I think it's natural to feel the way you do but if my experience is anything to go by, it will ease. I had a lot of help from the Stroke Association and because of them I now go to the gym three times a week with my new friends, who are other stroke survivors. I still see my old friends too so I actually feel in some ways that my life has been enriched. There’s a huge amount of advice on here too and people are very supportive of one another.
If I could give you any advice, it would be to listen to your body and to your mind and do what's best for you. Try to start to accept what's happened (and I know that’s easier said than done). You'll feel emotional and that's okay, it will ease over time.
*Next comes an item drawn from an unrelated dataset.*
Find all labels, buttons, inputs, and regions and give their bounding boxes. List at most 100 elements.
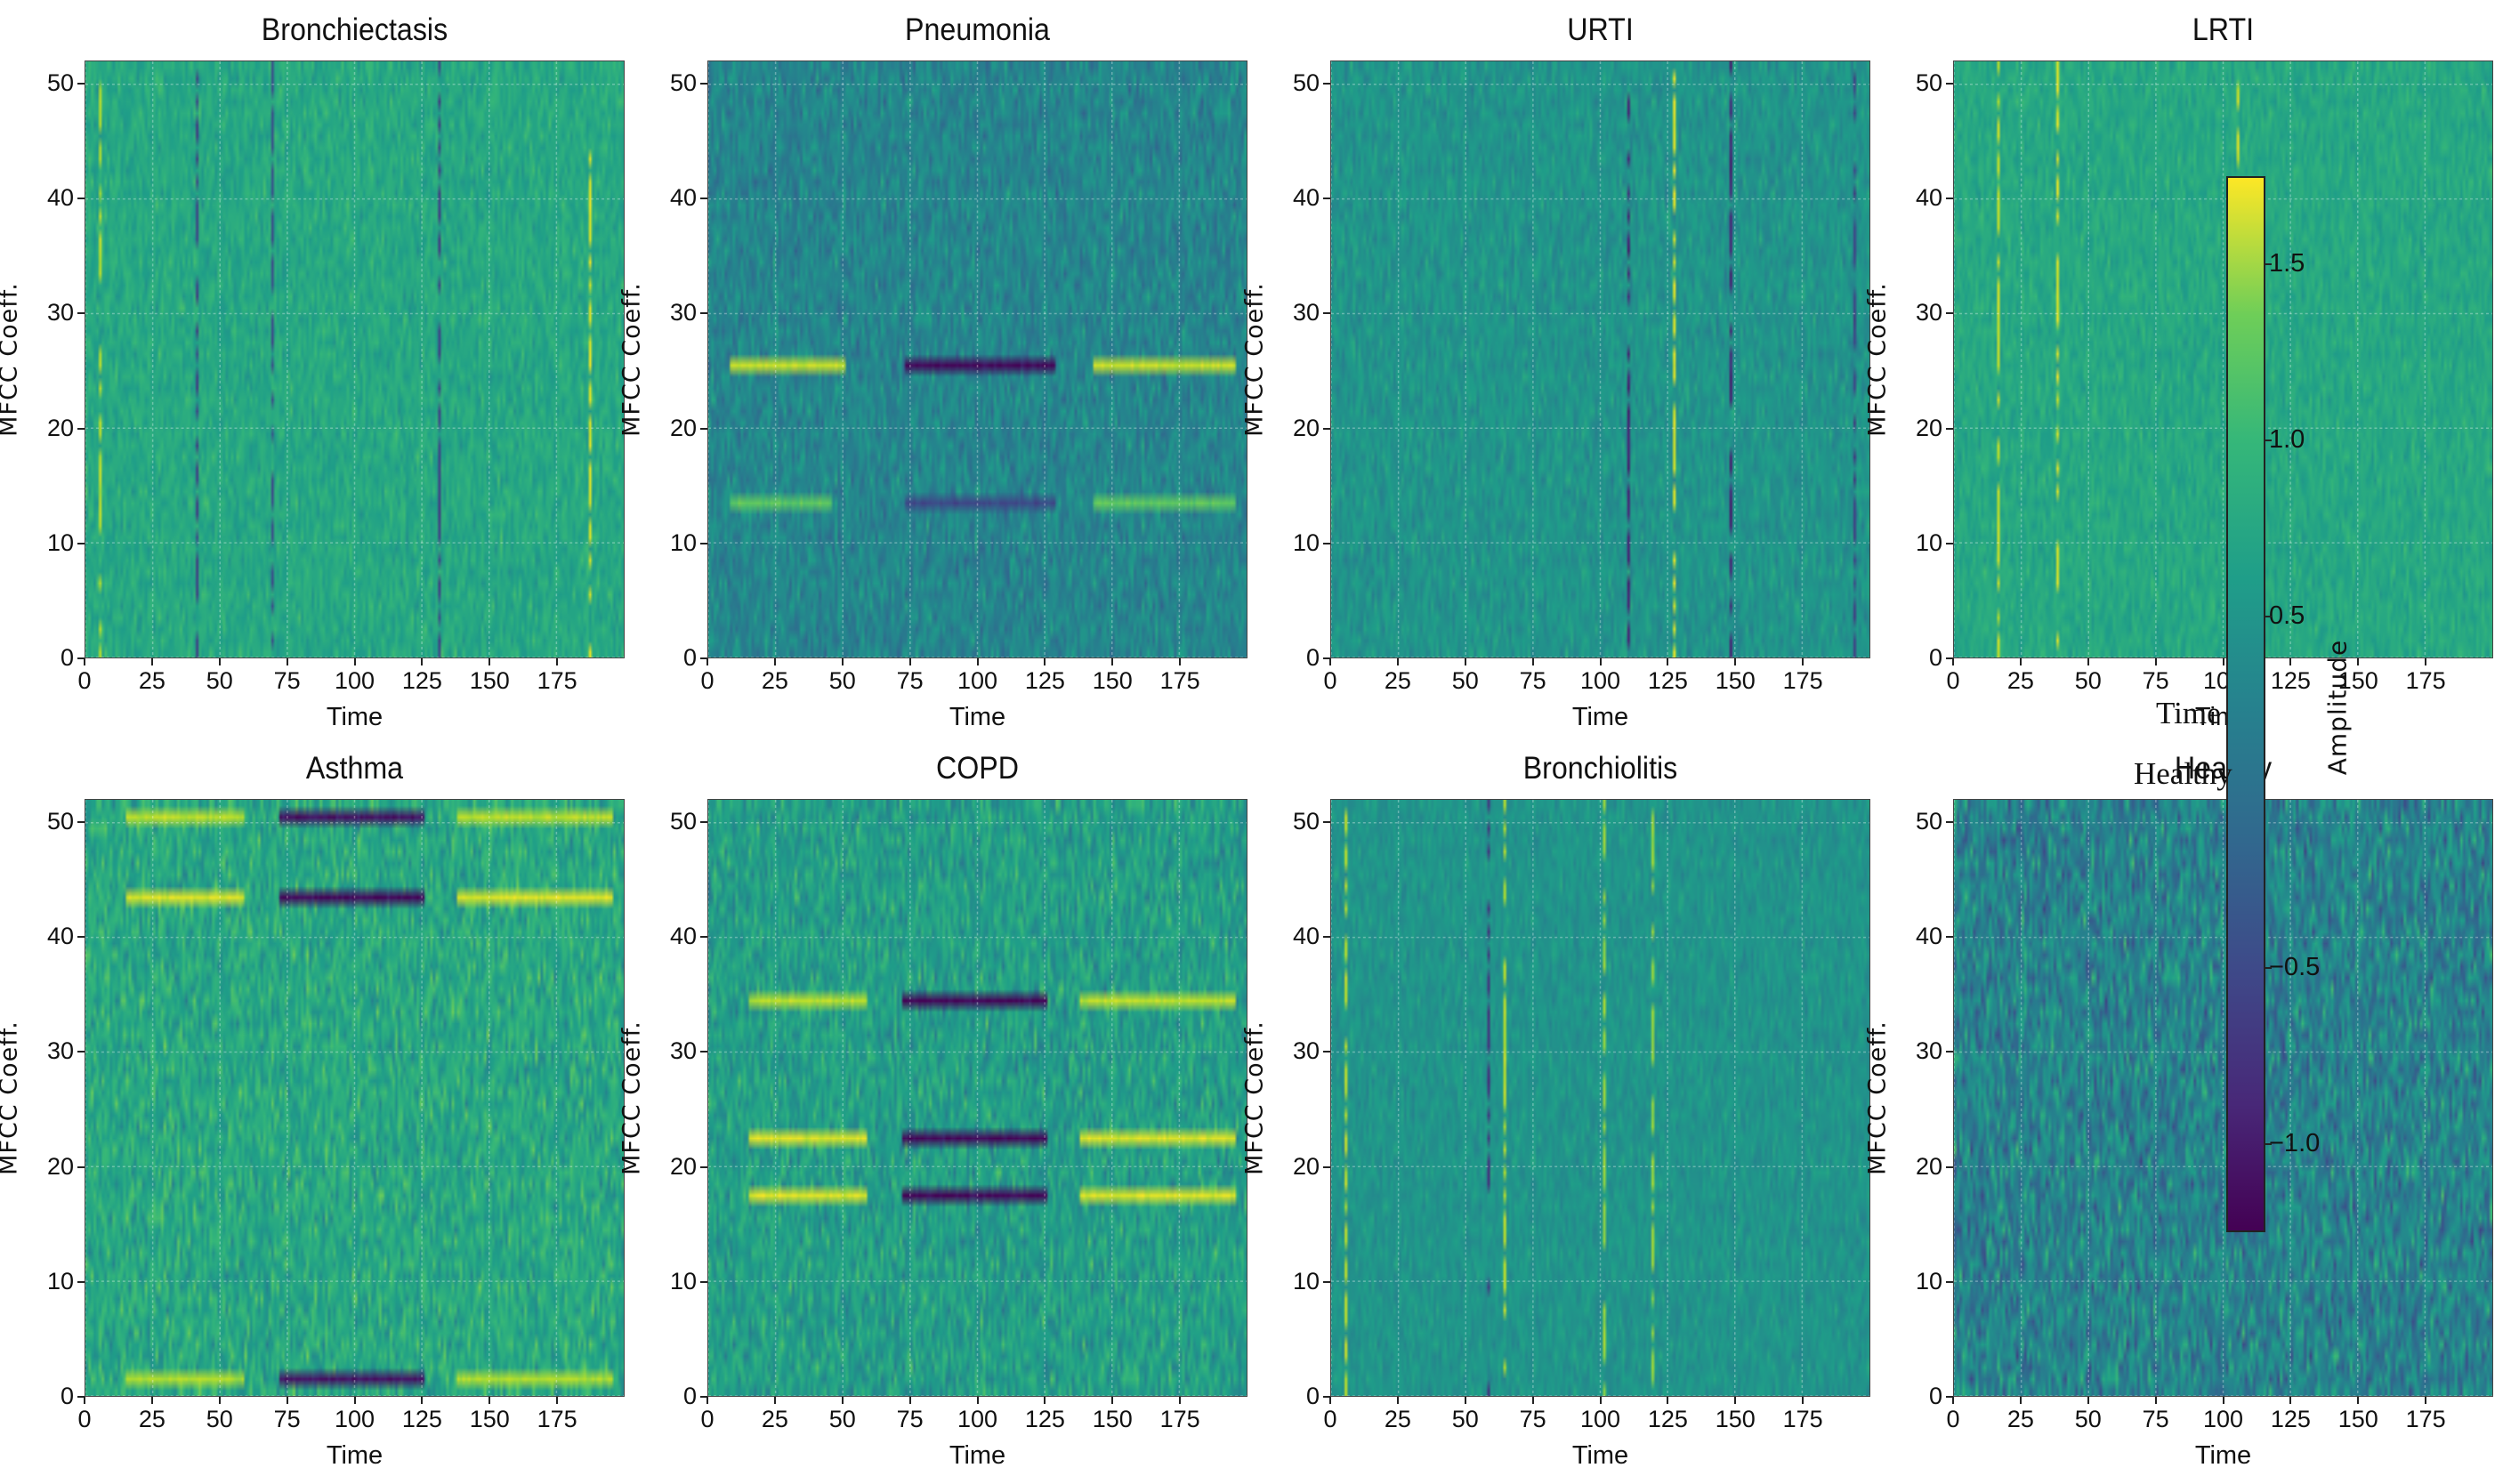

the forum has people with every kind of experience. as some put it there's no minor stroke. whatever happened to you will cause great changes. I am nearly 4 years post stroke and was fortunate to have had a lot of support both from family and professionals. I have had to accept that I am disabled. my left side was severely affected. at first I couldn't walk. I can walk short distances with the aid of a stick. I got back to work after about a year but it didn't work out. it was very stressful and in the end I lost my job. long story. it is a long hard road. the fatigue seems to affect us all. it can be managed. learn what triggers it and pace things. almost all contributors to this forum report emotional changes. it is really common. it eased for me over time. it was intense in the early days. your brain has experienced a traumatic injury and is in shock. it takes time to settle before recovery can begin you have to be gentle with yourself. physiotherapy can be helpful. it isn't a cure. if you have weakness as a result and any movement, you can work with what you have to strengthen weaker muscles and strengthen the neural connections. much of my challenge is physical. cognitively I was spared too much damage, there was some but I haven't had the difficulties others have reported. there is massive grief for a life lost. and huge levels of frustration as I am sure you will have experienced. things will change over time. you can't hurry it and you may not recover to how you were pre stroke. one tip I found helpful was to think how you were just after the stroke rather than dwell on how you xwere just before. it is easy to say and you may find it too trite. but it focuses on what has changed since the event. for veterans like me one can easily forget what has changed over a stretch of time. I keep a journal which also helps to remind me. I am shocked that you are not getting local support. it does seem to be patchy across the country. hopefully this Stroke association will help connect you with the right people. it is early days, that's probably not much of a comfort, but the science and the experience of others shows that prospects of recovery are positive. stroke association encourages the use of the self description:"survivor" and I think my fellow survivors tend to endorse that. it is a reminder that we did survive a potentially lethal event, and there's all to live for now. it is hard and frustrating but you still have your life to live. I wish you well
Bless you ! I am sorry to hear you have had a tough time too. I am really struggling with the emotional side of things today and have shut my self away from everyone, you kind word and advice mean a lot to me
Tony has summed it up well. As he says 'there is no normal', so just accept any problems you have as unique and see what you can do to better them. The only thing common to survivors is the tiredness which can be explained as the body working hard trying to heal itself.
I am in my sixth year of recovery. I have had to turn my back on many of the things I was capable of before the stroke by am still working constantly to improve my speech as well as my guitar and keyboard playing.